Health authorities have launched inspections of starch suppliers that offer ingredients used in popular drinks and hot pot dishes, following the discovery of a banned industrial raw material in the products.
Food and Drug Administration (FDA) Director-General Kang Jaw-jou (康照洲) said the agency had instructed local health authorities on Tuesday to check on 99 starch suppliers around the country within a week.
On Monday, the FDA said five products sold across the nation were found to contain maleic acid, a byproduct that indicates the use of industrial starch.
The agency said it received a tipoff about the use of industrial starch, which can increase the chewiness of food, and conducted tests on 74 food products.
The results were released on Monday.
Among the offending items are Sunright Foods Corp’s tapioca balls, which are used in bubble milk tea, taro and yam balls from a food company in Taoyuan County, and fish paste products commonly used as a hot pot ingredient from Tenyu Foods Co and a company called Chant Sen in Greater Kaohsiung.
Sunright was ordered to recall 3,000kg of products, which were to be destroyed at a later day.
The company had been selling tapioca balls to supermarket chains Pxmart, Wellcome and Matsusei, as well as about 1,200 other retailers.
Consumers who have bought the product can seek refunds from the point of purchase, Sunright manager Tseng Wen-hui (曾文輝) said.
The company has also asked its online retailers to stop selling the product, Tseng said.
Sunright said it had also notified importers in the Netherlands, Malaysia and Switzerland that have bought the product over the past six months to destroy their stocks.

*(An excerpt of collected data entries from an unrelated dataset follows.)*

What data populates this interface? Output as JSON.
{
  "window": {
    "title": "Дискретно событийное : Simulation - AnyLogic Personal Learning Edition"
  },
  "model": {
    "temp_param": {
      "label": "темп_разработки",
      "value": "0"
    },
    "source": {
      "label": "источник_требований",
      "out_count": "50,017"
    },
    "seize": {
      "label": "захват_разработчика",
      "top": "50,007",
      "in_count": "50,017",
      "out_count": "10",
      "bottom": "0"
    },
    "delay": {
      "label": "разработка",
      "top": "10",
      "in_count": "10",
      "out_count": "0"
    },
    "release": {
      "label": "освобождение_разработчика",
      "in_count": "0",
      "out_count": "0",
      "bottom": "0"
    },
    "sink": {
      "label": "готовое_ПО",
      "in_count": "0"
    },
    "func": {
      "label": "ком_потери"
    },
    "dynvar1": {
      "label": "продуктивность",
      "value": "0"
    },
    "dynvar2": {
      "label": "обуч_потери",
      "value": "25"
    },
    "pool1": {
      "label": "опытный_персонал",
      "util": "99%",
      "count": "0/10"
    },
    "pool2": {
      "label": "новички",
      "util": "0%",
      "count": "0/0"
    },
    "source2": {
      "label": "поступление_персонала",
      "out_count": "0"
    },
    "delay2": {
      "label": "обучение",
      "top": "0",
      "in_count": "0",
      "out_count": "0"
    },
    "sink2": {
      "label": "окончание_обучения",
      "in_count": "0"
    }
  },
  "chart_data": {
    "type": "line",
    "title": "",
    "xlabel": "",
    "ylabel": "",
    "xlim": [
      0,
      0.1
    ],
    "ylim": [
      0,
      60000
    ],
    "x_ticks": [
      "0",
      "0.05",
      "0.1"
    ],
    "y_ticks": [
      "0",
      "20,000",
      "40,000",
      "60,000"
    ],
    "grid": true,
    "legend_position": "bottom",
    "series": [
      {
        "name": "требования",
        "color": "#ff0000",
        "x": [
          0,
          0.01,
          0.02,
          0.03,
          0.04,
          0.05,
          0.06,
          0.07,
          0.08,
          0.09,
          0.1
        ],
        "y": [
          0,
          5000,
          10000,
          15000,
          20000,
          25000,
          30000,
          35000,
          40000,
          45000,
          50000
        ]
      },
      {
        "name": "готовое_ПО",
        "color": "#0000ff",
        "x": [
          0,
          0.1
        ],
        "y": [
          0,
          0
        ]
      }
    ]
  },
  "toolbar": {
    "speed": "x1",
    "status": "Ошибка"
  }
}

Sunright added that it has asked the nation’s four major supermarket chains — Wellcome, Matsusei, Pxmart and the Ministry of National Defense’s General Welfare Service — to pull its tapioca ball products off the shelves.
The ingredients of the products in question have been traced to various suppliers in New Taipei City (新北市), Chiayi County and Greater Kaohsiung.
Consumers should not panic as the intake of maleic acid poses no threat to health at the levels found in the products, the FDA said.
The owner of a supplier in New Taipei City surnamed Liu (劉) has been fined NT$60,000 and referred to New Taipei City prosecutors for distributing ingredients of an unknown source.
A total of 2,590kg of starch products from the supplier have been confiscated.
Another supplier in New Taipei, Yi Ho Starch Co, which said it imported the industrial starch from Vietnam, saw 10,000kg of its products confiscated.